When it comes to the Privilege in the public sector, the first question to grapple with is determining who the client is in a given situation. This is especially important when it comes to issues of waiver and court decisions reach different conclusions. Perhaps the greatest future challenge for the application of the Privilege to the public sector lies in the increasing tendency to articulate the Privilege as a quasi- or full constitutional right because generally governments do not have Charter rights. A further challenge comes from the Open Government movement where access to information and government watchdogs frequently clash with the Privilege. Court decisions have protected the Privilege in various administrative settings, limiting the powers of administrative officials and adjudicators to access or adjudicate Privilege claims. There is growing concern about the negative impact that this could have on administrative proceedings.

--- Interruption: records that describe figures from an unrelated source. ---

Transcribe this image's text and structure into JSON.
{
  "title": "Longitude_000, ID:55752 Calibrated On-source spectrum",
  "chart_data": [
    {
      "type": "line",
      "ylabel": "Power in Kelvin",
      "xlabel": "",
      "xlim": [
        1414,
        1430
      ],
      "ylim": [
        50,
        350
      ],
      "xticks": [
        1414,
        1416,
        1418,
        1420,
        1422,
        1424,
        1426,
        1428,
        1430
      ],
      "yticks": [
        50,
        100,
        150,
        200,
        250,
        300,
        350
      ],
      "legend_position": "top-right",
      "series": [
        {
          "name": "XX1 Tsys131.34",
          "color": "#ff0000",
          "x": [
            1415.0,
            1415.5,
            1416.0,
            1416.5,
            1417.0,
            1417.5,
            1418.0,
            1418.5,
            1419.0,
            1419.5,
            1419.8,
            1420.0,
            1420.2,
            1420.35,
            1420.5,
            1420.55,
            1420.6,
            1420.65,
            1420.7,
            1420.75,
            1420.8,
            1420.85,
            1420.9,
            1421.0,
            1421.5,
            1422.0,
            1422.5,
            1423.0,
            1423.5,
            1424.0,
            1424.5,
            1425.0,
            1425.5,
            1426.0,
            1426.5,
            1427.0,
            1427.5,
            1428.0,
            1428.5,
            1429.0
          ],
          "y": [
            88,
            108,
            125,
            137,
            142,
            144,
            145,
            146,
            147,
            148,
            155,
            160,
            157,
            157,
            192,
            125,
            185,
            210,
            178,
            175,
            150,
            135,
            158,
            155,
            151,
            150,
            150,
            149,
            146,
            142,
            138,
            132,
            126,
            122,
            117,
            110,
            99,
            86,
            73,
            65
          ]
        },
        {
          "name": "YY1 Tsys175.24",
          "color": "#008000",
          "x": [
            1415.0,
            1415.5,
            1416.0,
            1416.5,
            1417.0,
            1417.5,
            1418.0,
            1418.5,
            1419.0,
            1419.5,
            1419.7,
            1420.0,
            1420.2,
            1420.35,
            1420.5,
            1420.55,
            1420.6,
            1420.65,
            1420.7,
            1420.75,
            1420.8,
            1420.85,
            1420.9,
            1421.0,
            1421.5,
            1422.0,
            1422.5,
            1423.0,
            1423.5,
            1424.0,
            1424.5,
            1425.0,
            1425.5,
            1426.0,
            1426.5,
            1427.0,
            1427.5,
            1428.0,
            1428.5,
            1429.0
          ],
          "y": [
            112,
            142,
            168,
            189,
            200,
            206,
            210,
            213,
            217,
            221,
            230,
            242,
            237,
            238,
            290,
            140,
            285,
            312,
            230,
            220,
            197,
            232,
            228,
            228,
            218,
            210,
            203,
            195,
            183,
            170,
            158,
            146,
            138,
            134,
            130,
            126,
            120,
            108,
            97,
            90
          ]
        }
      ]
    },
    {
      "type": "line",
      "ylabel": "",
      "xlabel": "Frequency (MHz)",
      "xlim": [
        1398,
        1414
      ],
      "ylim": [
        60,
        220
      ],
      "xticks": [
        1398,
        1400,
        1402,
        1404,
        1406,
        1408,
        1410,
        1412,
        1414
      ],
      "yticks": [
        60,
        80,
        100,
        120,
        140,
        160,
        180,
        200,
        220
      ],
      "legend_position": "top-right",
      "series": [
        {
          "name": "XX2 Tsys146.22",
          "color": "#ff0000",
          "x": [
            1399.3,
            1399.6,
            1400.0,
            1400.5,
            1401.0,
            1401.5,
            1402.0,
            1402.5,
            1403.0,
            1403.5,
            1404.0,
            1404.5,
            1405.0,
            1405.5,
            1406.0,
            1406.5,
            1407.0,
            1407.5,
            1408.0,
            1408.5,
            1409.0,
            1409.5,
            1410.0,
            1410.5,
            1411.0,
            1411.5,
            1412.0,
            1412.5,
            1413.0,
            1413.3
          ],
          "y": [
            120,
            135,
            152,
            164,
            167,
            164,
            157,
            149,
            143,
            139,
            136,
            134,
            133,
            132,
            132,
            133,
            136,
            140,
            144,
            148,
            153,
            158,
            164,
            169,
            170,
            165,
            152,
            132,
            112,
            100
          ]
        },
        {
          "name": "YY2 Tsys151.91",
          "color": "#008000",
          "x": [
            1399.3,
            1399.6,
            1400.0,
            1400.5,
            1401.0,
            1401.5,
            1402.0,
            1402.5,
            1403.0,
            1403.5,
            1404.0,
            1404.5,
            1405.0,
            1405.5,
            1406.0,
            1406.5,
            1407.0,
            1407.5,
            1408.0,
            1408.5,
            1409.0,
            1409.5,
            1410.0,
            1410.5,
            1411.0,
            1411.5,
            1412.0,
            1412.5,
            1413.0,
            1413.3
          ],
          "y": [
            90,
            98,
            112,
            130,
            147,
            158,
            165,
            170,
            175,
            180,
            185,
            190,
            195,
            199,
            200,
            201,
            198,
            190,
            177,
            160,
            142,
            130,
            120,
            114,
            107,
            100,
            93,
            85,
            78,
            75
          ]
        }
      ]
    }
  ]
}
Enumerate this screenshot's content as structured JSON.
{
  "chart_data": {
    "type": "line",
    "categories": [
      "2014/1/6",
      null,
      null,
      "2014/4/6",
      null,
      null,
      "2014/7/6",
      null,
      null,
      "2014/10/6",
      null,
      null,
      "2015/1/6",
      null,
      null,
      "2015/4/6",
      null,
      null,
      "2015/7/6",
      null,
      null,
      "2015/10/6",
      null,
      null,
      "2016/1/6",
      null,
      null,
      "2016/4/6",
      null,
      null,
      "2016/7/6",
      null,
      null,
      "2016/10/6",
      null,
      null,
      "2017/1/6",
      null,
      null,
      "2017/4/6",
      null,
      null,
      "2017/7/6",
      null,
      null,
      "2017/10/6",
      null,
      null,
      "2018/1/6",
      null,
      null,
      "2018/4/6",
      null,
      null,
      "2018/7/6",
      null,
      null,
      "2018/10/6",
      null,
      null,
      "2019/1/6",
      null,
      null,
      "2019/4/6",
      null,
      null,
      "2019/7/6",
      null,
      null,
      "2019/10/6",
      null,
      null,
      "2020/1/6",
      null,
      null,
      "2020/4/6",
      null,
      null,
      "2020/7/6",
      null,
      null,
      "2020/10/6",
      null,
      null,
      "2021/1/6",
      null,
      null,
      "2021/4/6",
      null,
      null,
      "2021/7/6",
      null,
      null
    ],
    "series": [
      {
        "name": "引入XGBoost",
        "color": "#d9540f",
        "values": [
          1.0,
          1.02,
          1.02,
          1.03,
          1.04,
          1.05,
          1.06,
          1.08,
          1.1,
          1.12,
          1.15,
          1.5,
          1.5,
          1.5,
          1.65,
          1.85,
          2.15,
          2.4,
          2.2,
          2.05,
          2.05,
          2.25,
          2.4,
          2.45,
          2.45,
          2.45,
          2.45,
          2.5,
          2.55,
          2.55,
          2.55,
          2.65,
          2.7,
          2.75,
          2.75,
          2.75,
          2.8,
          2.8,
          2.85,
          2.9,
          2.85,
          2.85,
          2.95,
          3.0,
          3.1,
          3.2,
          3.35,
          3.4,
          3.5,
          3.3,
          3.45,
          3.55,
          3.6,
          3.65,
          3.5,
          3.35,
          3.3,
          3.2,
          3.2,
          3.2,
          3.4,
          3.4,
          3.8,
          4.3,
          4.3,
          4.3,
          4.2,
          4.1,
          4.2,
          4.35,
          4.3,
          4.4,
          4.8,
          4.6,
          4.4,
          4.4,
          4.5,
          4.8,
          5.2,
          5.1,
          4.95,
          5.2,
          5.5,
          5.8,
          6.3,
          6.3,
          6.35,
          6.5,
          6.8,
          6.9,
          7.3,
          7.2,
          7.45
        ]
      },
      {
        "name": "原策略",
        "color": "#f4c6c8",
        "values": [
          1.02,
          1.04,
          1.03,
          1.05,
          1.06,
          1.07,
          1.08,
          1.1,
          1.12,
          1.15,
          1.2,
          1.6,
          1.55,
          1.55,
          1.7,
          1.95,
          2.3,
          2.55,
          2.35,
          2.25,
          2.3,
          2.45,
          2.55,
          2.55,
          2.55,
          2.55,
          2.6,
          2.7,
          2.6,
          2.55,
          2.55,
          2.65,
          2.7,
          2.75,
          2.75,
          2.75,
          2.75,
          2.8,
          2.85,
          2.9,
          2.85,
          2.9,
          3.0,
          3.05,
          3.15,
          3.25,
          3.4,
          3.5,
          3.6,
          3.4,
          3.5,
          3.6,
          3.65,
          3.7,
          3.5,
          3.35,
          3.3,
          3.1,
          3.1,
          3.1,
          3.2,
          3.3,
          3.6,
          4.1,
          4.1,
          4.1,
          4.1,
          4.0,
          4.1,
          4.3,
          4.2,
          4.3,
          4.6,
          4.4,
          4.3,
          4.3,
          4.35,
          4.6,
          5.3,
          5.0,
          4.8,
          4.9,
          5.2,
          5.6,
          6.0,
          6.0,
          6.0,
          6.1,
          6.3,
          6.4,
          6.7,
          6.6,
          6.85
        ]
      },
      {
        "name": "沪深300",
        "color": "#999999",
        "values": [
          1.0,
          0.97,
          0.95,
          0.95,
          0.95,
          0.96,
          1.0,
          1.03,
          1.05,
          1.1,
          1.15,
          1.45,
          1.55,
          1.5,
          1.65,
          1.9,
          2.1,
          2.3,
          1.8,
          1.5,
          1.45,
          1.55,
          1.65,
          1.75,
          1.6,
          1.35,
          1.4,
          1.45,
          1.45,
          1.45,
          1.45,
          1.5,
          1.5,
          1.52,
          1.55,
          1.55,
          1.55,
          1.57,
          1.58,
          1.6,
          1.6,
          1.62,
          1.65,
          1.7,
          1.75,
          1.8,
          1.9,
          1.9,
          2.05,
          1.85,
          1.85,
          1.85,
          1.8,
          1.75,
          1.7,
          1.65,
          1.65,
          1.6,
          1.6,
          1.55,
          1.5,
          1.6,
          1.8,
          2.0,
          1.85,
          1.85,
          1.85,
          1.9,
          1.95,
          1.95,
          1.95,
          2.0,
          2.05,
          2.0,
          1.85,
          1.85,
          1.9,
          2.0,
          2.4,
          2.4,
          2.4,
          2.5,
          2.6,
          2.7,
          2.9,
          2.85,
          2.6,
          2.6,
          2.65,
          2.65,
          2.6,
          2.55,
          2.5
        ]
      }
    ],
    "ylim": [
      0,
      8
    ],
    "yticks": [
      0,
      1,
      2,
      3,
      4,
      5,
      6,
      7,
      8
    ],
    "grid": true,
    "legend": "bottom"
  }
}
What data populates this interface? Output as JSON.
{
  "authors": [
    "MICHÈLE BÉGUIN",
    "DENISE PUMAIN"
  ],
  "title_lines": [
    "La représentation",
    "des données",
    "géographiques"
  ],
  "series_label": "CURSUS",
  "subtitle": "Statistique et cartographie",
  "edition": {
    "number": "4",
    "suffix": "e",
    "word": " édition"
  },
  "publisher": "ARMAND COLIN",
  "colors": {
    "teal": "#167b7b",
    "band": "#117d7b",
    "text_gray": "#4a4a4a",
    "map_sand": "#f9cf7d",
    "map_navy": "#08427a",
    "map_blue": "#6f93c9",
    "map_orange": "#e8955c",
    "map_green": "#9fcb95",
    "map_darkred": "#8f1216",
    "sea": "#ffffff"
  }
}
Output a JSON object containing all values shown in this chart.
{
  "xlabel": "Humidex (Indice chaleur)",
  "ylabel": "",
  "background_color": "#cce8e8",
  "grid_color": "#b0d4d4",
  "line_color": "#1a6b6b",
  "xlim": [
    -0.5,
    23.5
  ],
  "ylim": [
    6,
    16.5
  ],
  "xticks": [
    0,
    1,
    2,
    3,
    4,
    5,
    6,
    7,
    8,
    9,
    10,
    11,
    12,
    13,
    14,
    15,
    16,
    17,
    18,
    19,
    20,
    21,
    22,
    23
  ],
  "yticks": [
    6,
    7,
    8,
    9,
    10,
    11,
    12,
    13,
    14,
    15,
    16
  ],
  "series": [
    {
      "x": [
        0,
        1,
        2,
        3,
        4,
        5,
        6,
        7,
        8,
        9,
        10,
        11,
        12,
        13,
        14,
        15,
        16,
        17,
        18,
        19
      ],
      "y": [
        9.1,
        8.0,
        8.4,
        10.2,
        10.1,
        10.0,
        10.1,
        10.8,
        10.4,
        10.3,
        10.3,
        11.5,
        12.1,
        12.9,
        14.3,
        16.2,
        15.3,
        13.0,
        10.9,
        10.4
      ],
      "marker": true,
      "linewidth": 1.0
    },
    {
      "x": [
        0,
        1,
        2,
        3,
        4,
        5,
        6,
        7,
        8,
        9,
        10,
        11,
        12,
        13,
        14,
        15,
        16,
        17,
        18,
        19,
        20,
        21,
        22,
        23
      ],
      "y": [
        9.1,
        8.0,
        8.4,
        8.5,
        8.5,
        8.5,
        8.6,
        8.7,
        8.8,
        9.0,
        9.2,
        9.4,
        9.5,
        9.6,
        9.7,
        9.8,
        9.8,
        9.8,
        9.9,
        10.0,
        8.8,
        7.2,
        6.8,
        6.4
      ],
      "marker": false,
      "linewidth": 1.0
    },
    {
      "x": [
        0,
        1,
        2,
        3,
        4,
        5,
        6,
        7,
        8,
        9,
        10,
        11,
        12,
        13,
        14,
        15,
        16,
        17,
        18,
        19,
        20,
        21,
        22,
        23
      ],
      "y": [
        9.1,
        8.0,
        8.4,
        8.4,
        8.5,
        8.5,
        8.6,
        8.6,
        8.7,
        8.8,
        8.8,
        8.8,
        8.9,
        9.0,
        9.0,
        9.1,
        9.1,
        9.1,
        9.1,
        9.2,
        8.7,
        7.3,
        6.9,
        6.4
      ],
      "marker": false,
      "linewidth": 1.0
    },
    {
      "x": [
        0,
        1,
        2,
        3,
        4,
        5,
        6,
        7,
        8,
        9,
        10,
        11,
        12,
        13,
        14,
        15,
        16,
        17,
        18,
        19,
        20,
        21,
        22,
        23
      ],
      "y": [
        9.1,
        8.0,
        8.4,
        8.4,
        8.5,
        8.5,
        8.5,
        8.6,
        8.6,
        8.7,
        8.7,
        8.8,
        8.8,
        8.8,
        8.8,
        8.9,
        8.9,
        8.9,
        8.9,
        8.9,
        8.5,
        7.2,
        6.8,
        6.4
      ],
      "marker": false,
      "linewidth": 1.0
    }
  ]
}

The last section of the discussion paper addresses current challenges and opportunities for the CBA regarding the Privilege. Other professionals have and will continue to seek a class privilege
like Solicitor-Client Privilege. The CBA will have to consider what its position should be on whether
Solicitor-Client Privilege should extend to paralegals or to other professionals providing legal
advice such as immigration consultants. There are also patent agents and tax accountants who seek
analogous privilege. The common law in Canada has been reticent to recognize privilege for these
other professionals. This approach contrasts with a more inclusive approach under the doctrine of
professional secrecy in Quebec and under legislation in other countries.
Technological changes are likely to challenge how we think about the Privilege more over the next decade than they have over the last several. The touchstone of the Privilege is confidentiality and technological changes have brought unparalleled access and connectivity at the cost of confidentiality. Communications over the internet may provide a false sense of confidentiality where none exists. A fundamental question that we as a profession have to face is whether the doctrine of the Privilege will adapt to new circumstances or whether lawyers’ behaviours will have to adapt to deal with the strict rules of the Privilege.
Finally, as the practice of law changes, it will bring new challenges for the Privilege. It is
not clear how outsourcing and many of the changes predicted by legal futurist and CBA Special
Advisor Richard Susskind will impact the Privilege. But we need to start thinking about them.